Perchlorates are a class of compounds that are notorious for their explosive nature. This raises safety concerns during experiments involving complex compounds that contain perchlorate ions, since explosions can be triggered even by the slightest shock or heat. It is, therefore, important to study their molecular structure and understand the reason behind their explosive nature.
In this context, the Hirschfield surface analysis method has been extensively used for visualizing and quantifying the crystal structure and molecular interactions of crystal compounds. Moreover, a two-dimensional fingerprint plot derived from the Hirschfield analysis vividly shows the complex interactions in crystals. Despite their advantages, however, these methods rely only on the judgment of the human eye, limiting their overall effectiveness. Looking for a way to overcome these limitations, recent studies have explored using deep learning and artificial intelligence (AI) methods for analysis. These studies have pointed to the potential benefit of using AI to unveil the features that are challenging to discern for humans.
Now, to fully realize the potential of Hirschfield surface analysis, a team of researchers, led by Professor Takashiro Akitsu from the Department of Chemistry and the Center for Fire Science and Technology at the Tokyo University of Science (TUS) in Japan, recently employed deep learning to analyze the Hirschfield surface of salen-type metal complexes. The study team also included Mr. Yuji Takiguchi, Mr. Shintaro Suda, and Assistant Professor Daisuke Nakane, all from TUS.

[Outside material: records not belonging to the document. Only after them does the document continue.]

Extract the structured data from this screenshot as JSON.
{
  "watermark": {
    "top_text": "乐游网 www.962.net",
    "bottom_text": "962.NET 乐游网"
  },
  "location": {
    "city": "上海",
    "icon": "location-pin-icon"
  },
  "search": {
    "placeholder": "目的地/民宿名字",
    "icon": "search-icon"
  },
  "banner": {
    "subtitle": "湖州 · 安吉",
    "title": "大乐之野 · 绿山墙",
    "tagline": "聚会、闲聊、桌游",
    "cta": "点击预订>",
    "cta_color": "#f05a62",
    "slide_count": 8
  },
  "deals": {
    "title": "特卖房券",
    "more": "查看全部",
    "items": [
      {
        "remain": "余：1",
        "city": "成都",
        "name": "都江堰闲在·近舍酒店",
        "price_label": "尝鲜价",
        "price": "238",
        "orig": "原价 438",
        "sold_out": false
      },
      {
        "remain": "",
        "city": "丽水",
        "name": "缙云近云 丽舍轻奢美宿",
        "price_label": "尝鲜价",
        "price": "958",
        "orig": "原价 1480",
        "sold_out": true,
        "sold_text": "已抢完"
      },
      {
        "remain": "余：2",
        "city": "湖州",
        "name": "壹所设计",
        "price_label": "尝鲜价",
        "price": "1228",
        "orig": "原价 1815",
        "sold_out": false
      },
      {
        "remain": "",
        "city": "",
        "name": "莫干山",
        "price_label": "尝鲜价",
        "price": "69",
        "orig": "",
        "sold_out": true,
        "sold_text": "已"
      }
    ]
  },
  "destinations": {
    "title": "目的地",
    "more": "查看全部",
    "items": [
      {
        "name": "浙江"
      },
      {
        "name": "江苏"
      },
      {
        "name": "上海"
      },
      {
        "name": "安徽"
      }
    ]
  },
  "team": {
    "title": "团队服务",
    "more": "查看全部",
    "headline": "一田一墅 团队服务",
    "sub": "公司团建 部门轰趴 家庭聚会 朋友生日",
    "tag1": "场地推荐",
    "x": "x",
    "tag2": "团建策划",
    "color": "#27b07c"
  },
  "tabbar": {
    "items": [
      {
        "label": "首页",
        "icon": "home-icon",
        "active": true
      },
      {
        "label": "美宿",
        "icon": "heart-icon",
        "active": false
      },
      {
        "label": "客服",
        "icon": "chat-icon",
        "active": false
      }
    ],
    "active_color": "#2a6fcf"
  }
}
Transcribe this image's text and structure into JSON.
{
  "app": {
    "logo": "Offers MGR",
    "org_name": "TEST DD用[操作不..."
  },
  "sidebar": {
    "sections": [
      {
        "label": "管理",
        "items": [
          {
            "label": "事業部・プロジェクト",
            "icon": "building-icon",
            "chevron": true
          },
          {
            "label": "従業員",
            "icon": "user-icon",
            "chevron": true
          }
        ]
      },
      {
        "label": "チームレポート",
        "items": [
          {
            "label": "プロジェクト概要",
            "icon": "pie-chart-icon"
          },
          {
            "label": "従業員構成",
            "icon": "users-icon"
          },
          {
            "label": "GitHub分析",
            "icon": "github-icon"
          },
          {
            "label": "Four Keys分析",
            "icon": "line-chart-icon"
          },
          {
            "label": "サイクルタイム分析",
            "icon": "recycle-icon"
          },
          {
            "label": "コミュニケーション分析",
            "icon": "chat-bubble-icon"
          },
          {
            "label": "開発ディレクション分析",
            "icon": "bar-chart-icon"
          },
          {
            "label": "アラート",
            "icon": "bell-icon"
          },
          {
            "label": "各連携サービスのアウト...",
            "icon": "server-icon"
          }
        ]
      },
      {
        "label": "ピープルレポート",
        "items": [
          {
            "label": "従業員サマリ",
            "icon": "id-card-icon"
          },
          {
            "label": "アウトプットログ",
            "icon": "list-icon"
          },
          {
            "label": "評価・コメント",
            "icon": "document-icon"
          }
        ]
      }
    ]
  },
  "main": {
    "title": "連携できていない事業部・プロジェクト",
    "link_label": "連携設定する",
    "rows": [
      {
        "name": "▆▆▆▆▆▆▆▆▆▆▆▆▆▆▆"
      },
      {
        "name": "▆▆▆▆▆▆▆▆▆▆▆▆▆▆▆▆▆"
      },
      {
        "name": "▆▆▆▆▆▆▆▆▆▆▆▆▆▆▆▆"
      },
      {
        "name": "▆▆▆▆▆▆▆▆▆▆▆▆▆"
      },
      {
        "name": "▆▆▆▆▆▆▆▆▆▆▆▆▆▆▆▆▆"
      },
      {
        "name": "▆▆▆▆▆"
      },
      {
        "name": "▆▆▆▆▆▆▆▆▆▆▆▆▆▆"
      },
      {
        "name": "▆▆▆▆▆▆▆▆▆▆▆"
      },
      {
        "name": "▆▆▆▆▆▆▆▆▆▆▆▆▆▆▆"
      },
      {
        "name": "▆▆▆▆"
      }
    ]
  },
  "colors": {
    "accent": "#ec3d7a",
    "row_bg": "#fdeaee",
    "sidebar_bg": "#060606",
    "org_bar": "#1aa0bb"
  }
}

Salen-type complexes are an emerging and lucrative area of research, primarily due to their diverse functions. “Actual experiments on explosive and thermal properties of these materials are accurate but extremely dangerous, and therefore, using AI to study these properties by solely analyzing the crystal structure can be quite advantageous,” explains Prof. Akitsu. The findings of this study were published online in the journal FirePhysChem on 30 December 2023.
The team developed extensive datasets of the Hirschfield fingerprint plots of the salen-type metal complexes stored in the Cambridge Crystal Database (CCDC) and used deep learning to study the features of the crystal structure that contribute to their explosiveness. To this end, the researchers also employed a special variational autoencoder using which they transformed the information embedded in the fingerprint plot images into a low-dimensional vector. This enabled them to quantitatively study the shapes of the plots, which, until now was only done qualitatively. Their analysis revealed that the salen-type metal complexes lack any distinctive structural features, indicating that their explosive nature is linked to the chemical bonding of the perchlorate ions and their surrounding intermolecular interactions.
Highlighting the importance of this study, Prof. Akitsu explains, “Traditionally, the field of crystal engineering has concentrated solely on the interactions of small molecules in crystals. But in the future, interactions in complex systems will gain significance. This means that studying their intermolecular interactions will become even more crucial. Our novel method can help in studying such interactions by understanding the crystal structure alone. Moreover, it can also contribute to the discovery of new drugs and advance catalytic research.”
This study also makes use of the CCDC crystal structure database, which, despite having more than 1 million entries, is still underutilized. Moreover, the innovative method proposed in this study can promote the use of this database, and can lead to the discovery of new and interesting compounds.
Overall, the study offers insights into the explosive nature of perchlorates, besides also presenting a safer data-driven method for studying the physical properties of compounds, advancing crystal engineering and energetic materials research!